Margarita Yatsevich shares the experience seeing the beautiful Tundra Swans at Mason Neck State Park.
Tundra Swans in the marsh
On a cold January morning I hiked the Woodmarsh trail that winds through the forest and leads to the Great Marsh next to Mason Neck State Park at the Potomac River. Five wooden bridges cross swamps that after rainstorms could turn into streams! This one mile walk ends at Eagle Point observation shelter from where I could see most of the 250 acre marsh, part of Elizabeth Hartwell Mason Neck National Wildlife Refuge. About half of the marsh is covered with reeds and a stream flows through the middle till it finds its way into the Potomac River. At this time of the year the marsh looks very muddy, devoid of the water plants that cover it in summer.
If you visit, you will be able to see the swans up-close with the aid of a stationary telescope under the roof of the observation shelter. This is what I saw and heard:
All is calm. More than 110 tundra swans appear to be resting. Some of them give out soft calls in soprano tones as if in sleep. They stay motionless with heads nestled against their wings. Some of them are sleeping standing on one foot; the other foot is folded, touching the stomach. A Woodpecker hammers lonely in the distant part of the forest. A duck announces itself with a loud raspy quacking: “quaaa-qua-qua-qua-qua-qua.” The swans continue singing quietly in their sleep. They are not alone. Black ducks are keeping them company and a lonely seagull comes as if to check upon the sleeping swans.

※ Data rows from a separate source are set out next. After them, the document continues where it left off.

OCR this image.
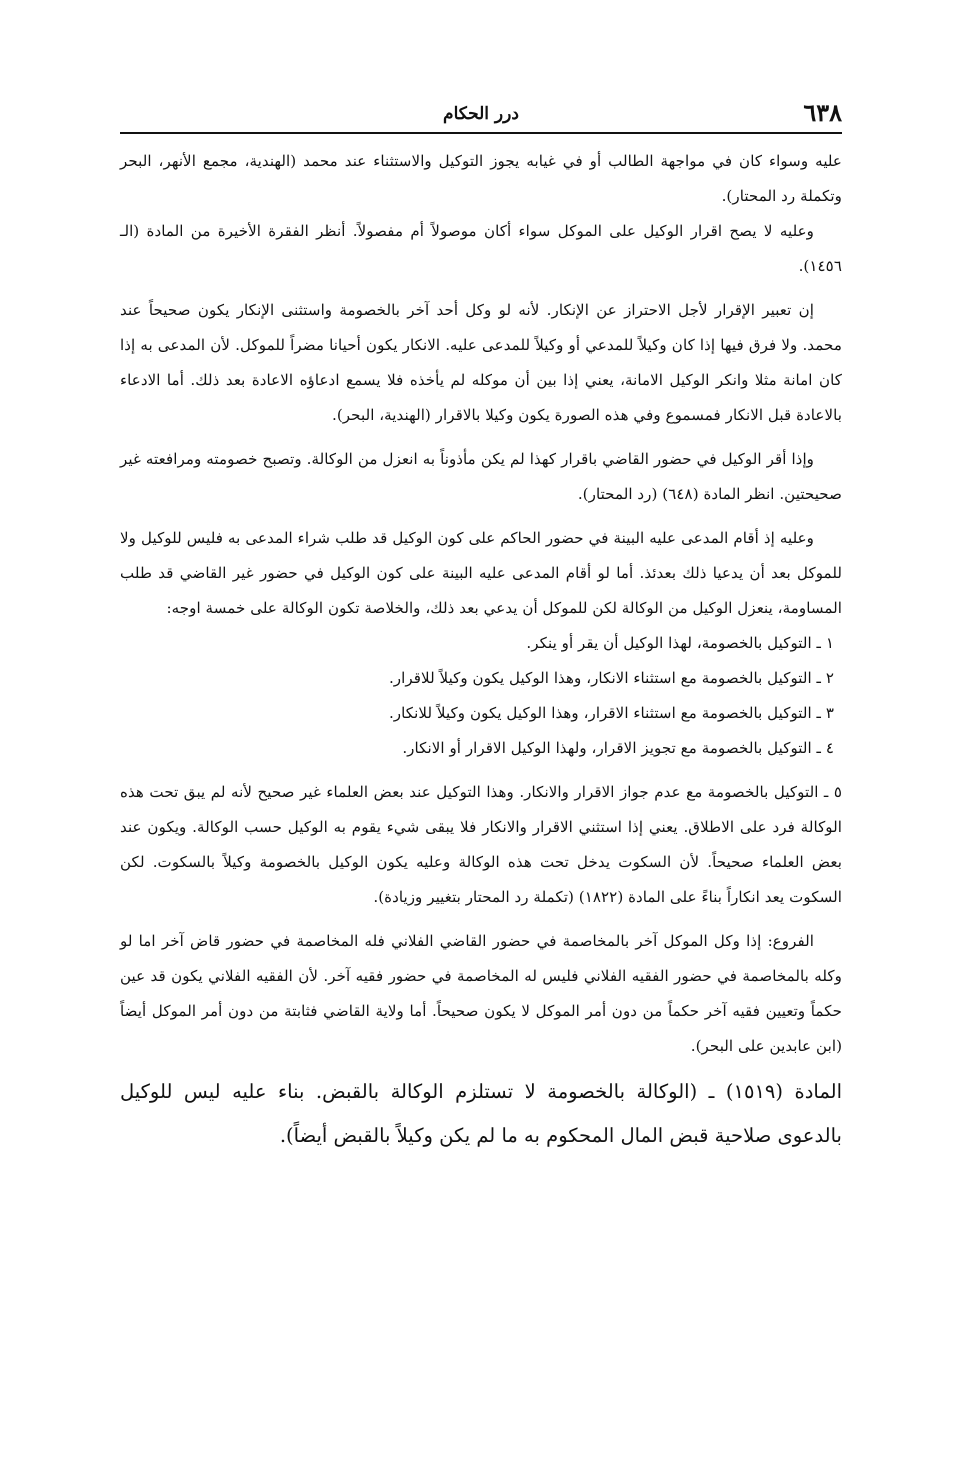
٦٣٨
درر الحكام

عليه وسواء كان في مواجهة الطالب أو في غيابه يجوز التوكيل والاستثناء عند محمد (الهندية، مجمع الأنهر، البحر وتكملة رد المحتار).

وعليه لا يصح اقرار الوكيل على الموكل سواء أكان موصولاً أم مفصولاً. أنظر الفقرة الأخيرة من المادة (الـ ١٤٥٦).

إن تعبير الإقرار لأجل الاحتراز عن الإنكار. لأنه لو وكل أحد آخر بالخصومة واستثنى الإنكار يكون صحيحاً عند محمد. ولا فرق فيها إذا كان وكيلاً للمدعي أو وكيلاً للمدعى عليه. الانكار يكون أحيانا مضراً للموكل. لأن المدعى به إذا كان امانة مثلا وانكر الوكيل الامانة، يعني إذا بين أن موكله لم يأخذه فلا يسمع ادعاؤه الاعادة بعد ذلك. أما الادعاء بالاعادة قبل الانكار فمسموع وفي هذه الصورة يكون وكيلا بالاقرار (الهندية، البحر).

وإذا أقر الوكيل في حضور القاضي باقرار كهذا لم يكن مأذوناً به انعزل من الوكالة. وتصبح خصومته ومرافعته غير صحيحتين. انظر المادة (٦٤٨) (رد المحتار).

وعليه إذ أقام المدعى عليه البينة في حضور الحاكم على كون الوكيل قد طلب شراء المدعى به فليس للوكيل ولا للموكل بعد أن يدعيا ذلك بعدئذ. أما لو أقام المدعى عليه البينة على كون الوكيل في حضور غير القاضي قد طلب المساومة، ينعزل الوكيل من الوكالة لكن للموكل أن يدعي بعد ذلك، والخلاصة تكون الوكالة على خمسة اوجه:

١ ـ التوكيل بالخصومة، لهذا الوكيل أن يقر أو ينكر.

٢ ـ التوكيل بالخصومة مع استثناء الانكار، وهذا الوكيل يكون وكيلاً للاقرار.

٣ ـ التوكيل بالخصومة مع استثناء الاقرار، وهذا الوكيل يكون وكيلاً للانكار.

٤ ـ التوكيل بالخصومة مع تجويز الاقرار، ولهذا الوكيل الاقرار أو الانكار.

٥ ـ التوكيل بالخصومة مع عدم جواز الاقرار والانكار. وهذا التوكيل عند بعض العلماء غير صحيح لأنه لم يبق تحت هذه الوكالة فرد على الاطلاق. يعني إذا استثني الاقرار والانكار فلا يبقى شيء يقوم به الوكيل حسب الوكالة. ويكون عند بعض العلماء صحيحاً. لأن السكوت يدخل تحت هذه الوكالة وعليه يكون الوكيل بالخصومة وكيلاً بالسكوت. لكن السكوت يعد انكاراً بناءً على المادة (١٨٢٢) (تكملة رد المحتار بتغيير وزيادة).

الفروع: إذا وكل الموكل آخر بالمخاصمة في حضور القاضي الفلاني فله المخاصمة في حضور قاض آخر اما لو وكله بالمخاصمة في حضور الفقيه الفلاني فليس له المخاصمة في حضور فقيه آخر. لأن الفقيه الفلاني يكون قد عين حكماً وتعيين فقيه آخر حكماً من دون أمر الموكل لا يكون صحيحاً. أما ولاية القاضي فثابتة من دون أمر الموكل أيضاً (ابن عابدين على البحر).

المادة (١٥١٩) ـ (الوكالة بالخصومة لا تستلزم الوكالة بالقبض. بناء عليه ليس للوكيل بالدعوى صلاحية قبض المال المحكوم به ما لم يكن وكيلاً بالقبض أيضاً).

Chilly searching wind rustles dead leaves still holding tight to the oak trees. The sun is trying to penetrate the clouds and succeeds for a little while. In the distant, to the south, the wide Potomac River flows leisurely. Rough swan count – above 200!
Tundra Swans fishing
My afternoon experience tells a different story. The swans are awake and active and loud. They call to one another chaotically in their soprano voices. They swim and fly in small groups from one place to another within their marsh.
Snow-white feathers contrast with black bills and legs. Some of the swans are standing on one foot, others are standing on both feet and still others are lying with their stomachs directly on the mud. Aren’t they cold? Active swans are walking around or swimming.
Swans and Black Ducks
Black Ducks stay in groups around the swans and quack loudly from time to time. Parties of five or six swans fly gracefully from one part of the colony to another.
Their calls are pleasant, soothing. It is so beautiful and serene that I don’t want to leave. Winter has its own beauty. Wintering songbirds sing in the quietness of the forest, maybe longing for warmer months.
My next trip to the marsh, in the early afternoon of late January, I found after a long week of freezing temperatures the whole marsh is frozen solid. It looks like a big skating rink with a strange shape! I was anxious if I will find the Tundra Swans in their usual place.
All was quiet, too quiet. Have all swans gone away? I have always wondered what they would do if the marsh froze, since they are coming from the frigid tundra to escape the cold and the ice.
Tundra Swans and the icy marsh
I went to search for them with the telescope. I was hoping to see them, so at least I could try. I saw a few clustered white specs in the distance right in front of me. When I looked through the lenses theses white specs turned out to be the tops of piers painted in white.
Then I turned the telescope to the right, where the Potomac River flows. What a relief! There they were, divided in three groups of 7, 15 and a little over 50. They should have been many more, but probably the reeds next to them were hiding the rest. Most of the visible swans were lying directly on the ice that bordered the river. They appeared to be sleeping since their heads were nestled against their wings. Only a few were standing. The Tundra Swans had the company: many black ducks and several Canada geese. It is marvelous how all these different species stay together.
Right in front of the resting waterfowl a dozen of what looked like Scaup ducks was putting on a show. They were diving and were popping out in the frigid waters of the Potomac River. They did this over and over again. It was amazing to watch them as their white bellies glistened in the sun.
Belmont Bay in winter at Mason Neck State Park
Mason Neck State Park is located in Northern Virginia about 20 miles from Washington D.C. The park offers an extensive variety of programming, hiking and biking trails, watercraft rentals, picnic area and visitor center.